Alternatively, I'm pretty sure applying the front-door criterion (explanation) would properly identify the zero causal effect of smoking on cancer in this scenario (again assuming all the relationships aren't purely deterministic).

Yeah. Thanks for the front door link, I'll take some time learning this!

Maybe to reformulate a bit, in the second sub-scenario my idea was that each person has a kind of "tar thermostat", which sets the desired level of tar and continually adjusts your desire to smoke. If some other factor makes you smoke more or less, it will compensate until your level of tar again matches the "thermostat setting". And the trait that determines someone's "thermostat setting" would also determine their cancer risk.
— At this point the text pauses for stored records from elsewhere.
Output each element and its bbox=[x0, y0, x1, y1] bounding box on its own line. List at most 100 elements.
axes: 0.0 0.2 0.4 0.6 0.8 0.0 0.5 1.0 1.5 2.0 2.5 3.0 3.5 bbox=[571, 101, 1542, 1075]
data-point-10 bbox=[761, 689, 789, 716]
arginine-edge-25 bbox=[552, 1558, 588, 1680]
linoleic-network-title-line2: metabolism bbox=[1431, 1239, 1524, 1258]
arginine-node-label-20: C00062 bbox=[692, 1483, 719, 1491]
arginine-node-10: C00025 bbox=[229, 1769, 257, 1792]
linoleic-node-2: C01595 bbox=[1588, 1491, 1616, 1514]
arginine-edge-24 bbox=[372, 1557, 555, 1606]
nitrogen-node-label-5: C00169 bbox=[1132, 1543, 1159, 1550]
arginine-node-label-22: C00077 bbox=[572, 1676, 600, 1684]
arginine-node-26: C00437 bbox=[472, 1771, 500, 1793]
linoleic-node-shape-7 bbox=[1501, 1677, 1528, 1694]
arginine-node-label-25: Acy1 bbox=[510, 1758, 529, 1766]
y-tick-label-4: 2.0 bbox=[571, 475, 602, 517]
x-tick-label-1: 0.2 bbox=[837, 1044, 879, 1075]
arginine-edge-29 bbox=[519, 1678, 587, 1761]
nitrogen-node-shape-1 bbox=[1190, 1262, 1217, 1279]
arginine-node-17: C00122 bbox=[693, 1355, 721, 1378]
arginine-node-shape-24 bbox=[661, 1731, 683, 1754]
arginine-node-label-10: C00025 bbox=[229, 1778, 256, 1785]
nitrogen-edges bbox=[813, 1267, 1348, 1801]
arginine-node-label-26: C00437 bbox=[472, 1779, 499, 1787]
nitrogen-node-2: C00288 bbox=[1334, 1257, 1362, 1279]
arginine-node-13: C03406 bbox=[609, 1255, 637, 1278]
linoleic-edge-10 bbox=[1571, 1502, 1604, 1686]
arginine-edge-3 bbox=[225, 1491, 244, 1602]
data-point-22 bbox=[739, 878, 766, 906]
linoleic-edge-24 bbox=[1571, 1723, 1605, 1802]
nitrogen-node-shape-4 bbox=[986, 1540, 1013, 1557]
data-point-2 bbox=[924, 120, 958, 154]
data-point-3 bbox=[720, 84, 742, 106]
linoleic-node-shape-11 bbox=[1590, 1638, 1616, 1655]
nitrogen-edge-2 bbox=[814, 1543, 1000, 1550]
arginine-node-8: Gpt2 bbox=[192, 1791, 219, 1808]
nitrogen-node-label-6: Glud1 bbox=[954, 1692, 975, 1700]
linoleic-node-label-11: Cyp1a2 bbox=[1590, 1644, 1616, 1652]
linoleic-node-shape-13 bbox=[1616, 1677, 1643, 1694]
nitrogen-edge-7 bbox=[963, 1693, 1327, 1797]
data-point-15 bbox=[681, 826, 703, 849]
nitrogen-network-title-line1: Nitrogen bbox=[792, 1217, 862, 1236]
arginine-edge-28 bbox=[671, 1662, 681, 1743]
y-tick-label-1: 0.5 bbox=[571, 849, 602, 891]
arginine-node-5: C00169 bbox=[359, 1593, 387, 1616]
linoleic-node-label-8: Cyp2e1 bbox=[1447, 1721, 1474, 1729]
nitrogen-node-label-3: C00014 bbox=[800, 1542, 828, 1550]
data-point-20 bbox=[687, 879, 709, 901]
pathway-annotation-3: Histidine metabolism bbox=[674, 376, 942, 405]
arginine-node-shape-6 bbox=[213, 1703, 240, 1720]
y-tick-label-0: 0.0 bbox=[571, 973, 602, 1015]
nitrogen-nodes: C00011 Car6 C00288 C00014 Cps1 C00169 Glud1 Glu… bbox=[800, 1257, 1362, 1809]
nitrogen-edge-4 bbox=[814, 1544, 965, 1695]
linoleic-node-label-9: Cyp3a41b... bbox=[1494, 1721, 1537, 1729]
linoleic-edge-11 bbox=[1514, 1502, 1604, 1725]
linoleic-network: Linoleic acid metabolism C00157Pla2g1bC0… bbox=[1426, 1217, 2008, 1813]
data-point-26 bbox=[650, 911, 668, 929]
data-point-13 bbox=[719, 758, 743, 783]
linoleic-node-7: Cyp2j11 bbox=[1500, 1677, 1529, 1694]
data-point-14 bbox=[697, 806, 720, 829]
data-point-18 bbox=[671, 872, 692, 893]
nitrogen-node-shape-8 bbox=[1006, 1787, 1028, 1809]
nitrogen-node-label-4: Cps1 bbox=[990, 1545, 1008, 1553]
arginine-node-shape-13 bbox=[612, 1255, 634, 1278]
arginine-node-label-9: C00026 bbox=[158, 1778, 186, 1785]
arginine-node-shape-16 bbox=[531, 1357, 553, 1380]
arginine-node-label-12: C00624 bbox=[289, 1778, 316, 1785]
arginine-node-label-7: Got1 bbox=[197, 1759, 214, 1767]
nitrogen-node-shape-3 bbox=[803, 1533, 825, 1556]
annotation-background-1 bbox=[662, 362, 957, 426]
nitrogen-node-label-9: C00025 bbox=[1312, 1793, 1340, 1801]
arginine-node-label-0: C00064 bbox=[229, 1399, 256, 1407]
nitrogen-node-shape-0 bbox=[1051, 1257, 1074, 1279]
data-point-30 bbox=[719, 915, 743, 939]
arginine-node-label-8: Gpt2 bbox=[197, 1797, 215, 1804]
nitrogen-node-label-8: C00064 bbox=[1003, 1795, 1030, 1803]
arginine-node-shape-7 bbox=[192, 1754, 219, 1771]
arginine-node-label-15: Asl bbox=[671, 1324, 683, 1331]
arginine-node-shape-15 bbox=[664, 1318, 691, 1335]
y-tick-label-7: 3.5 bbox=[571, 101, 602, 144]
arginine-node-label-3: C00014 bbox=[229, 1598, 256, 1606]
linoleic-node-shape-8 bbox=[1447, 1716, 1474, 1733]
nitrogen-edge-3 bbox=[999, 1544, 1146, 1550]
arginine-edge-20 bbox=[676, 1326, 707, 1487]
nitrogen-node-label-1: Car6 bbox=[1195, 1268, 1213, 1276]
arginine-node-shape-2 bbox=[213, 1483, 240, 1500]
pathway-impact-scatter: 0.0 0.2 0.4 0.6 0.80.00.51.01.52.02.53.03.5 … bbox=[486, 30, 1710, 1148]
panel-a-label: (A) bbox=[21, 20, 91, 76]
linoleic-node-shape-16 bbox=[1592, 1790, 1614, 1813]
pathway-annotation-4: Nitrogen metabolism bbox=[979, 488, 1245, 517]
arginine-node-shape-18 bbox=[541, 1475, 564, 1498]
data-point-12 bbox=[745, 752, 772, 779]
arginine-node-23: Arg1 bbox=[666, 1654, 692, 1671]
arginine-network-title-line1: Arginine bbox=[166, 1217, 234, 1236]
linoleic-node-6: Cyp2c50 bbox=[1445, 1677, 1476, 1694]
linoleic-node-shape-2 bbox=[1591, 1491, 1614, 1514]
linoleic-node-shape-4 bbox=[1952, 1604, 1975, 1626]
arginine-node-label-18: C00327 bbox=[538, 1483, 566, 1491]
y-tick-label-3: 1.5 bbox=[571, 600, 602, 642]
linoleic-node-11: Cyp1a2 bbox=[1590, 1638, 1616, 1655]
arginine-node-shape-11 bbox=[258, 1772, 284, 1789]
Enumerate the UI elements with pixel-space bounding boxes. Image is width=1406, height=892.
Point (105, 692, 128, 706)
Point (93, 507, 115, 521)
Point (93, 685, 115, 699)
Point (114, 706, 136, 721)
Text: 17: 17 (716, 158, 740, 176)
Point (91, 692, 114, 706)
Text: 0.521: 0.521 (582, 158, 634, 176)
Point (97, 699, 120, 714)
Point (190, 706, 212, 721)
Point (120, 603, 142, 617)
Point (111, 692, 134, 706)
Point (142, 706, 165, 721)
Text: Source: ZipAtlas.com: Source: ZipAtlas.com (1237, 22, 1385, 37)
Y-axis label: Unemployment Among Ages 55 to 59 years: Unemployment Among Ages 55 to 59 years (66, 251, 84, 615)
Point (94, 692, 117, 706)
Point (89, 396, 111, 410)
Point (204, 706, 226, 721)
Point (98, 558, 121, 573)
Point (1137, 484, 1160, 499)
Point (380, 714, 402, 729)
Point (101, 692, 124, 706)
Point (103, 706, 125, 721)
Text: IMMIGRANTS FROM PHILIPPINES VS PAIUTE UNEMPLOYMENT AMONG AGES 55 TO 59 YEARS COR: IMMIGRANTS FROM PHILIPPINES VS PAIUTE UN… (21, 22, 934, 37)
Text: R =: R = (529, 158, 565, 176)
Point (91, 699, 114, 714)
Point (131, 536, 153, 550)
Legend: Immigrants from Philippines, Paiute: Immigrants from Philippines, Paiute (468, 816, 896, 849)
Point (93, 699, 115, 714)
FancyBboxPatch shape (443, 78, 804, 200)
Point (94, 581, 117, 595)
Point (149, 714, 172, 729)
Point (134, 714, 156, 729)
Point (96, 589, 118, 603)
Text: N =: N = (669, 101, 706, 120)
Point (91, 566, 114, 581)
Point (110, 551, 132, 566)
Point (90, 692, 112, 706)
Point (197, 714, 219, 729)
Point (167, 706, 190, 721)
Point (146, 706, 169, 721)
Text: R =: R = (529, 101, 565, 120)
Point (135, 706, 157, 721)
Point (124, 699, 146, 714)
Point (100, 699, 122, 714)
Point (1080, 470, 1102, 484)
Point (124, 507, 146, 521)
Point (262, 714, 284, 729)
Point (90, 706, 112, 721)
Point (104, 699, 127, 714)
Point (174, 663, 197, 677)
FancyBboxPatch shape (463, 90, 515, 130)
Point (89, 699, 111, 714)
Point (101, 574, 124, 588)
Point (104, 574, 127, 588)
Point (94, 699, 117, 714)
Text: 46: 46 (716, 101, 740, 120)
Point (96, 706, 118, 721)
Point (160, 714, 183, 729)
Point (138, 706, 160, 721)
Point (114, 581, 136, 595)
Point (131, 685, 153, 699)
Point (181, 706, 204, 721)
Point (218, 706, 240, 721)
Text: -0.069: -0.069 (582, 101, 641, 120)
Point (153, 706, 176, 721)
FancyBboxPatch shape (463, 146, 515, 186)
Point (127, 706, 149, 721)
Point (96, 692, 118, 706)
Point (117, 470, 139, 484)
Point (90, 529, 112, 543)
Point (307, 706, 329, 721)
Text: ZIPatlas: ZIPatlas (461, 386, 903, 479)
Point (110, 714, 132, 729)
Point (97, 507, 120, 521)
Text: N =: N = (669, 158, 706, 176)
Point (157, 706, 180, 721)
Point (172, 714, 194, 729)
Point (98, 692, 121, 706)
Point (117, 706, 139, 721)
Basically the system would counteract any external noise, making the statistician's job harder (though not impossible, you're right).

The third scenario, about skydiving, hints at a similar idea. The "thermostat" there is the person's desire for thrill, so if you take away skydiving, it will try to find something else.

Oh I see, yeah this sounds hard. The causal graph wouldn't be a DAG because it's cyclic, in which case there may be something you can do but the "standard" (read: what you'd find in Pearl's Causality) won't help you unless I'm forgetting something.

An apparently real hypothesis that fits this pattern is that people take more risks / do more unhealthy things the more they know healthcare can heal them / keep them alive.

The thermostat pattern is everywhere, from biology to econ to climate etc. I learned about it years ago from this article and it affected me a lot.